I got tons of those things around the kitchen. Do they unmold? since it is a "bar" I assume that they take it out and rub their hands with it? what do you charge for them?


----------



## riverrat (Jun 3, 2006)

*heres what little I have figured out*



Chef Isaac said:


> I got tons of those things around the kitchen. Do they unmold? since it is a "bar" I assume that they take it out and rub their hands with it? what do you charge for them?


 
chef to unmold put'em in the freezer for a few minutes and they will fall right out. you are correct on the use of rubbing the hands. has for the price I havent had any response to the original thread. I did charge $4.00 ea. for a 1.5 oz bar last weekend at a crafts show and sold several to cheap or in the ballpark I am unsure but definately not to high or they wouldnt sell.


----------



## TwT (Aug 5, 2004)

is soap molds to much, why not use them?

http://www.betterbee.com/departments2.asp?dept=153&bot=147


----------



## riverrat (Jun 3, 2006)

TwT said:


> is soap molds to much, why not use them?
> 
> http://www.betterbee.com/departments2.asp?dept=153&bot=147


 
the small 1.5 oz soap mold is what I use one is octagonal with bees the other is rectangle with a dragon fly both work great and are on the same mold I have the better bee skep soap mold IMO it is to large the bar would weigh in about 3 oz so I dont use it.


----------



## Chef Isaac (Jul 26, 2004)

so do you sell them in the portion cups?


----------



## riverrat (Jun 3, 2006)

I dont personally use the cups but if I were and could find a lid that is what I would do. look at bee crazy's post on this thread he has a link to some packaged that look like they are in there original cups. I would still freeze them to make sure they pop out easily but you may not need to he coul answer that one


----------



## Chef Isaac (Jul 26, 2004)

You should be able to find those cups. The are aroudn everywhere in restaurant supply grocerey stores. I get them pretty cheap so if you wanted me to send you a sample, I can. Then if you like them, I can send you a box of the lids and cups at cost. 

Check your pm.


----------



## bee crazy (Oct 6, 2005)

Hi Chef and all. I do sell them in the portion cups. I just pour in the cup and label the lid with a 1 1/2 round avery label. All you do to release the bar the first is to lightly squeeze the side of the cup. The bar pops right out and then the cuztomer has a convient storage container. They all know what the container is and they don't seem to care. Bars sold in health food stores want the nicer deoderant bar package but are willing to pay for it too.


----------



## bee crazy (Oct 6, 2005)

Here is a nice .35 oz. package for lotion bars, it costs more but contains less product too.
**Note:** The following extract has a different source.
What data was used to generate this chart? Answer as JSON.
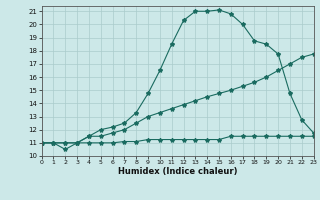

http://www.sks-bottle.com/340c/fin8j.html

you might find it a better container for your market, but I tell you farmers market shoppers don't want that polished store bought look.
If it looks too polished they think you got it from China


----------



## bee crazy (Oct 6, 2005)

Hey riverrat, don't freeze that bar or they will draw condensation and get goofy on you, don't fret the bar sticking in the cup. They just pop out...believe me, plus the sides of the portion cup is wider at the top to help faciliate the release.. Try it then let me know what you think....it's a no brainer package for lotion bars in my book.


----------



## bee crazy (Oct 6, 2005)

We've played with price for a couple of years now and $3.75 retail is about right 1.5 oz. bar.

We charge the same for the deoderant bar package but you use less product to offset the cost of the package somewhat.


----------



## riverrat (Jun 3, 2006)

*dontlet them bars freeze*



bee crazy said:


> Hey riverrat, don't freeze that bar or they will draw condensation and get goofy on you, .


 
I misquoted myself on freezing the bars I only put them in the freezer for about 3 to 5 minutes to pop them out of the soap mold. however I am going to try your cups it looks like a good way to go


----------



## cdanderson (May 26, 2007)

This may be a dumb question but what exactly is a "lotion bar". How does it differ from lotion or soad ?

charlotte


----------



## riverrat (Jun 3, 2006)

cdanderson said:


> This may be a dumb question but what exactly is a "lotion bar". How does it differ from lotion or soad ?
> 
> charlotte


 
lotion bar are bars of lotion that are rubbed in the hands the heat generated allows the lotion to loosen up and then is rubbed into the skin with no waste


----------



## bee crazy (Oct 6, 2005)

cdanderson said:


> This may be a dumb question but what exactly is a "lotion bar". How does it differ from lotion or soad ?
> 
> charlotte


I call it lip balm for your hands, feet and elbows. It's a lotion that uses pure beeswax as a binder to hold the lotion together for use. Plus the beeswax is a humicant which attract moisture to it and helps keep the skin hydrated, hense no chapping of wind blown wet hands. It's something that once you discovered what it can do for you ,you won't want to do without.


----------